Dernier d'une famille de trois filles et deux garçons, il est élevé au hasard des garnisons de son père, militaire de carrière. Après ses études, Louis apprend le métier d'horloger. Vers 22 ans, attiré par la vie monastique, il demande à entrer au monastère du Grand-Saint-Bernard ; mais sa candidature est refusée car il ignore le latin. Il séjourne alors trois ans à Paris, puis s'installe à Alençon chez ses parents qui occupent un magasin d'horlogerie-bijouterie, rue du Pont-Neuf[A 2].

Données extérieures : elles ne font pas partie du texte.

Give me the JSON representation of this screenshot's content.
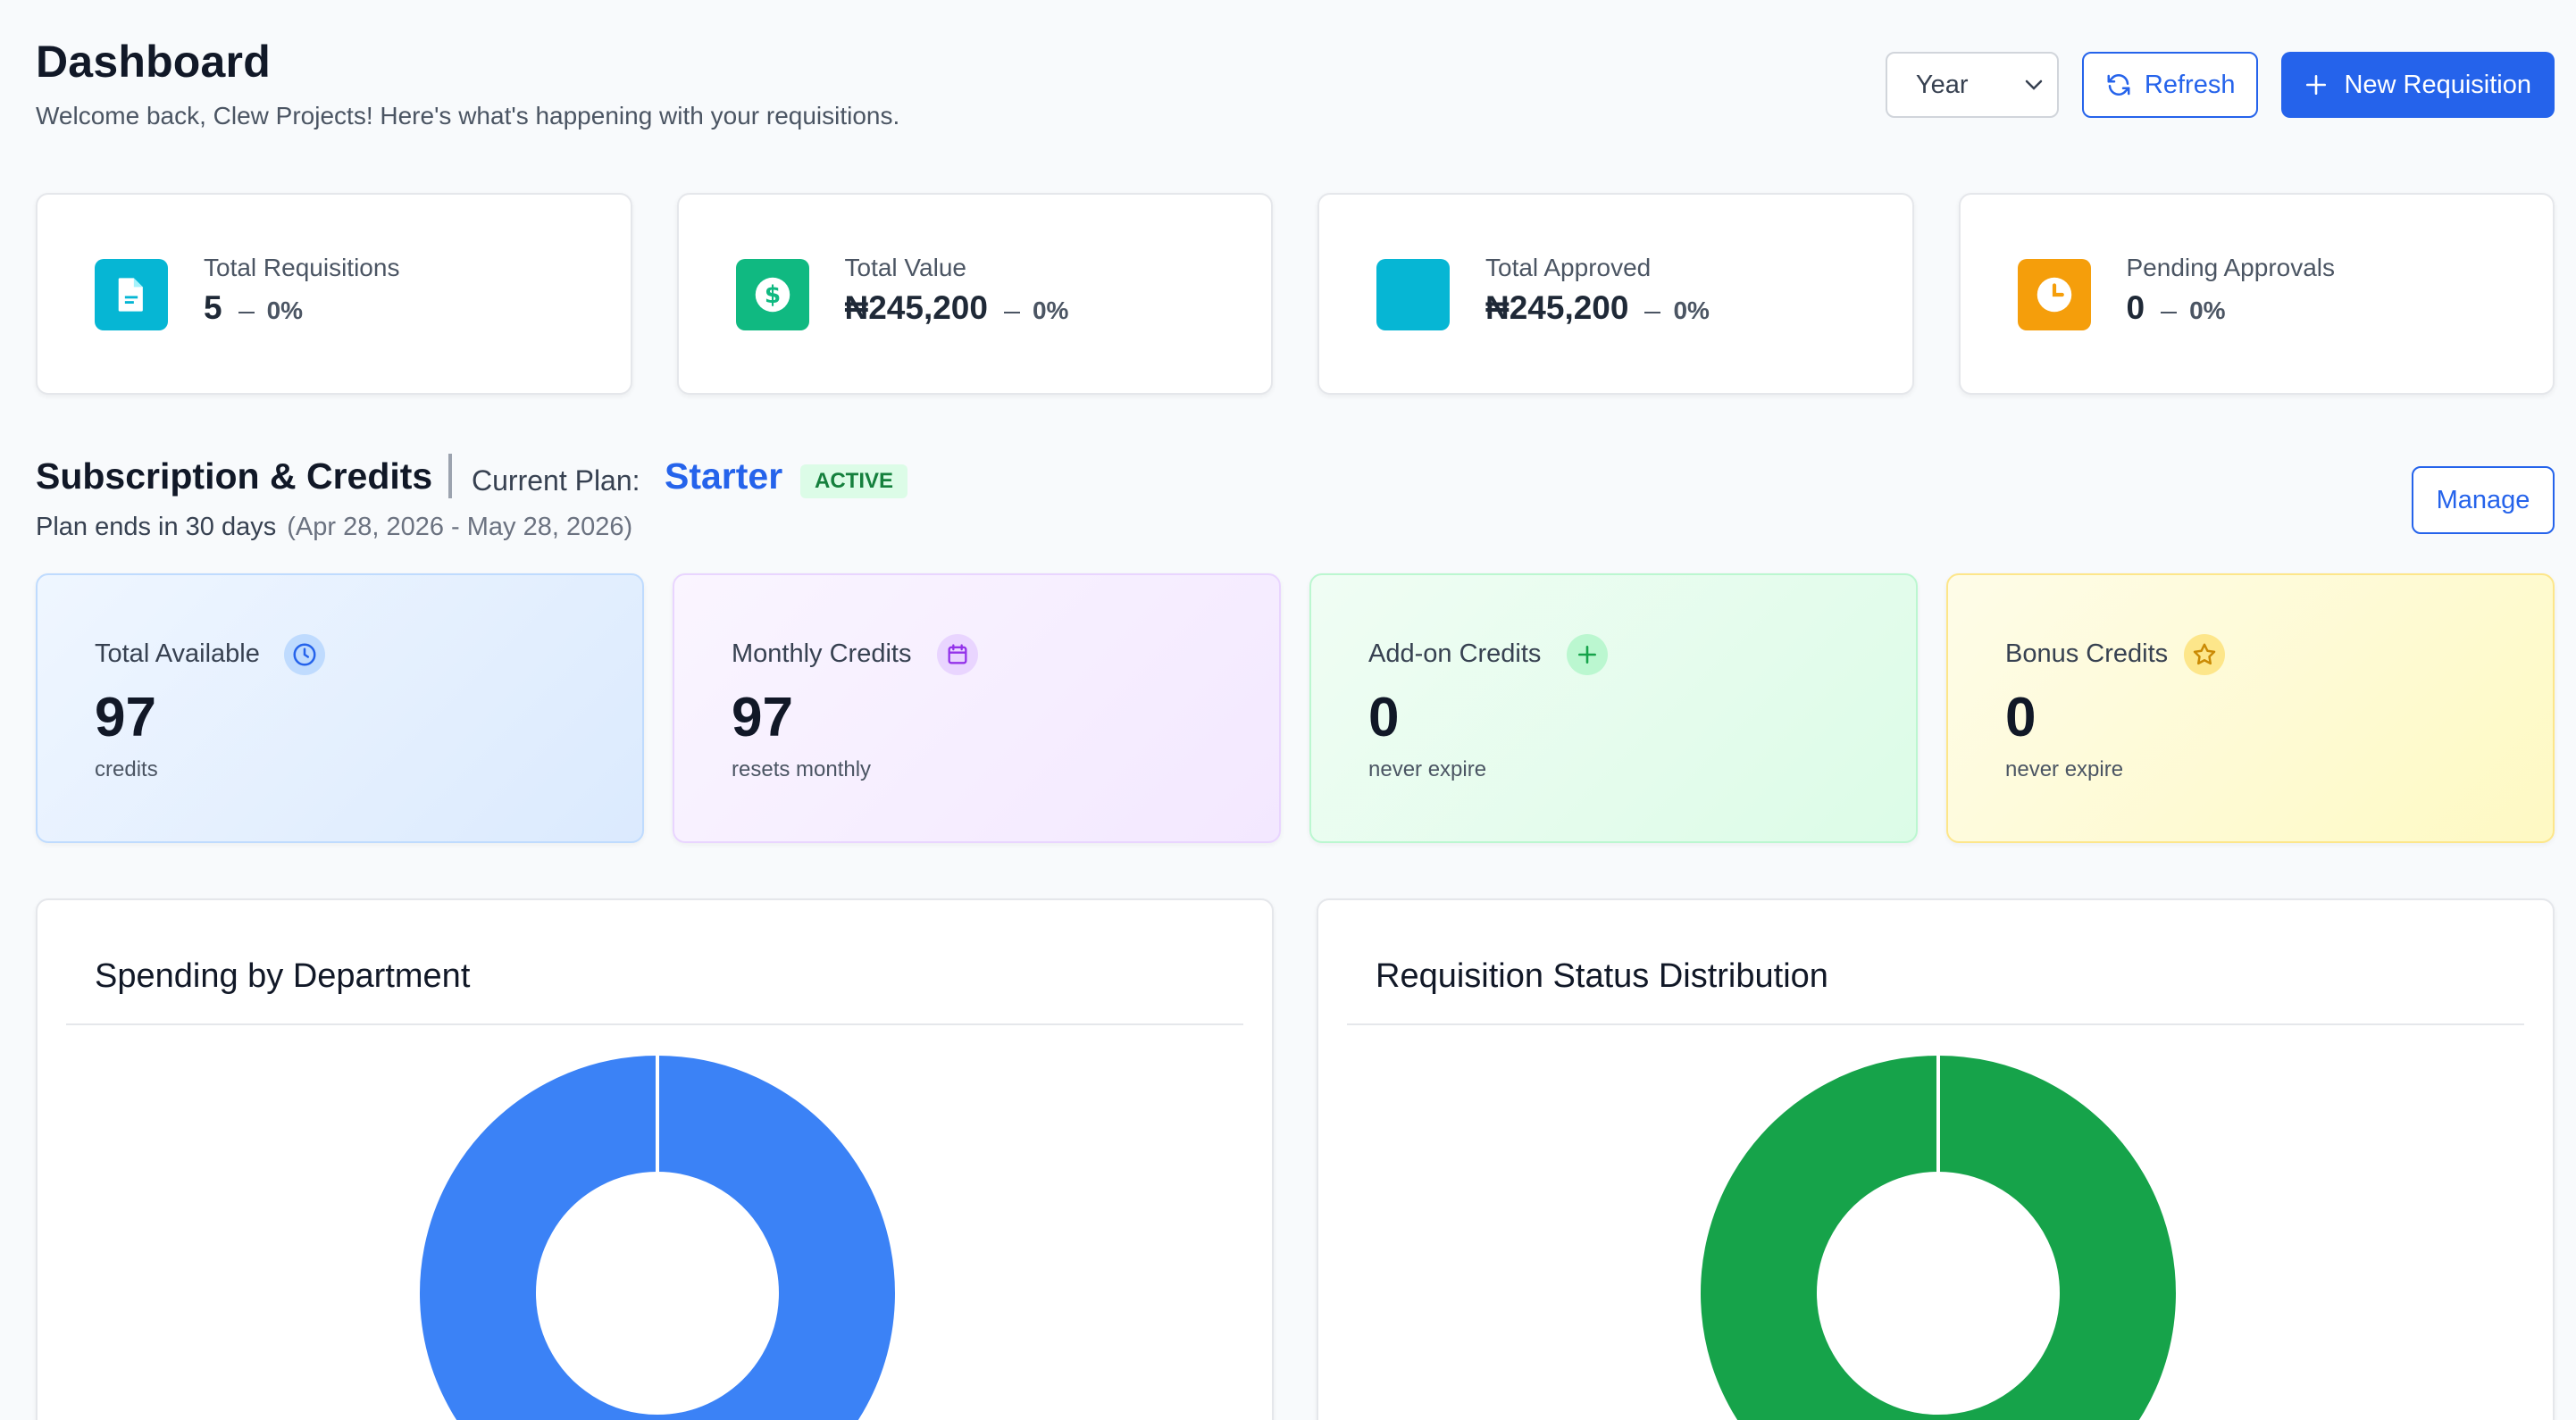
{
  "header": {
    "title": "Dashboard",
    "subtitle": "Welcome back, Clew Projects! Here's what's happening with your requisitions.",
    "period_select": "Year",
    "refresh_label": "Refresh",
    "new_requisition_label": "New Requisition"
  },
  "stats": [
    {
      "label": "Total Requisitions",
      "value": "5",
      "change": "0%",
      "icon": "document-icon",
      "color": "#06b6d4"
    },
    {
      "label": "Total Value",
      "value": "₦245,200",
      "change": "0%",
      "icon": "dollar-icon",
      "color": "#10b981"
    },
    {
      "label": "Total Approved",
      "value": "₦245,200",
      "change": "0%",
      "icon": "approved-icon",
      "color": "#06b6d4"
    },
    {
      "label": "Pending Approvals",
      "value": "0",
      "change": "0%",
      "icon": "clock-icon",
      "color": "#f59e0b"
    }
  ],
  "subscription": {
    "title": "Subscription & Credits",
    "plan_label": "Current Plan:",
    "plan_name": "Starter",
    "plan_status": "ACTIVE",
    "plan_ends": "Plan ends in 30 days",
    "plan_dates": "(Apr 28, 2026 - May 28, 2026)",
    "manage_label": "Manage"
  },
  "credits": [
    {
      "label": "Total Available",
      "value": "97",
      "note": "credits",
      "icon": "clock-icon"
    },
    {
      "label": "Monthly Credits",
      "value": "97",
      "note": "resets monthly",
      "icon": "calendar-icon"
    },
    {
      "label": "Add-on Credits",
      "value": "0",
      "note": "never expire",
      "icon": "plus-icon"
    },
    {
      "label": "Bonus Credits",
      "value": "0",
      "note": "never expire",
      "icon": "star-icon"
    }
  ],
  "charts": {
    "spending": {
      "title": "Spending by Department"
    },
    "status": {
      "title": "Requisition Status Distribution"
    }
  },
  "chart_data": [
    {
      "type": "pie",
      "title": "Spending by Department",
      "slices": [
        {
          "value": 100,
          "color": "#3b82f6"
        }
      ]
    },
    {
      "type": "pie",
      "title": "Requisition Status Distribution",
      "slices": [
        {
          "value": 100,
          "color": "#16a34a"
        }
      ]
    }
  ]
}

Pendant huit années, il mène une vie laborieuse, calme et méditative[SA 2]. Ses distractions consistent en de longues séances de pêche, quelques parties de chasse et les soirées avec ses amis au Cercle Catholique "Vital Romet"[SA 1]. Sa foi demeure vive, c'est un chrétien fervent : messe le dimanche et en semaine, adoration du Saint-Sacrement, pèlerinages. Il achète à Alençon le Pavillon[SA 3], une tour entourée d'un terrain, pour jardiner, lire et méditer. À 34 ans, il est encore célibataire, au grand désespoir de sa mère[A 3].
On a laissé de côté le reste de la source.